- Tucker Bryant: Didn't Dad fire you?
- Dr. Hank Lawson: He did, from being your doctor, not from being your friend.
- Tucker Bryant: Listen, why don't we go back to my place? You know, Dad's not home, and Libby's stocked the fridge with food so organic you can taste the dirt.
- Dr. Hank Lawson: Uh, last time I checked, the drinking age in New York was twenty-one.
- Libby: Well, while technically the Hamptons are in New York, they actually occupy a time-space continuum of their own.
- Dr. Hank Lawson: Look, if you like her, then ask her out.
- Evan R. Lawson: Did she tell you to tell me that?
- Dr. Hank Lawson: Yes, by my locker, before homeroom.
- Jill Casey: Sorry to be laying in wait at your house, but I have something for you.
- Dr. Hank Lawson: Fine, I'll see another property, but it should have a fabulous room, and the person showing it should have leprosy. Those are my conditions.
- Dr. Hank Lawson: That's quite a maneuver, Maverick.
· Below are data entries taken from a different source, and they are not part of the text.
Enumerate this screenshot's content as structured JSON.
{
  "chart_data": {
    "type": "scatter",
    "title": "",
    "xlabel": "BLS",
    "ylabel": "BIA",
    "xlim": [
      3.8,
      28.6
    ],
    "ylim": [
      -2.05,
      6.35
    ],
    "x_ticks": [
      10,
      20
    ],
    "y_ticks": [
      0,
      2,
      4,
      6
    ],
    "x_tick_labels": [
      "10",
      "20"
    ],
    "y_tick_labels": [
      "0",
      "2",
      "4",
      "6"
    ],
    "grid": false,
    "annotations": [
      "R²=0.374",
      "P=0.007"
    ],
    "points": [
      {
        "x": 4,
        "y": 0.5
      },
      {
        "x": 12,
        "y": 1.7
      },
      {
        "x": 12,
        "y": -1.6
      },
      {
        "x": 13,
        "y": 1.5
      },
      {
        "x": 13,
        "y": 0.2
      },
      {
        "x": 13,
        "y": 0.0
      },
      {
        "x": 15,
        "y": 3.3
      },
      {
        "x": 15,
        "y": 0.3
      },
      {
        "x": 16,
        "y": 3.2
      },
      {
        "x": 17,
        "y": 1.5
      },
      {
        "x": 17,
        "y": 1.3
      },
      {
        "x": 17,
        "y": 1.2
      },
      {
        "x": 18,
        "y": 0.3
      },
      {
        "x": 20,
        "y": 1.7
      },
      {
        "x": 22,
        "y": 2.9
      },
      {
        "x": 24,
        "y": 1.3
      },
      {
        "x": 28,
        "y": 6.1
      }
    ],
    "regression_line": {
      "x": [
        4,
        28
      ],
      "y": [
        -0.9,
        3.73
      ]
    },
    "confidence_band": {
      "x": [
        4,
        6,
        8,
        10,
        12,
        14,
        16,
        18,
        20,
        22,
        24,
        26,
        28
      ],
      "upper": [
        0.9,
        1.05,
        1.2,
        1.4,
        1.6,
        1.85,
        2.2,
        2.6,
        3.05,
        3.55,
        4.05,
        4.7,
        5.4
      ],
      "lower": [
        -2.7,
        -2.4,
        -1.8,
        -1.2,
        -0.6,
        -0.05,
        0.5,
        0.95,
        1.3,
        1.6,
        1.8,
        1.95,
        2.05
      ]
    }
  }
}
- Tucker Bryant: Maverick? Who's that?
- Dr. Hank Lawson: Oh, I don't know, a little movie called...
- Dr. Hank Lawson, Tucker Bryant: [together] ... Top Gun.
- Tucker Bryant: I know, Hank. I'm just joking. I AM aware of American culture pre-iPod.
- Dr. Hank Lawson: [laughs] Talk to me, Goose.
- Dr. Hank Lawson: I didn't realize you were such a daredevil.
- Tucker Bryant: Well, as a hemophiliac, what choice do I have, you know?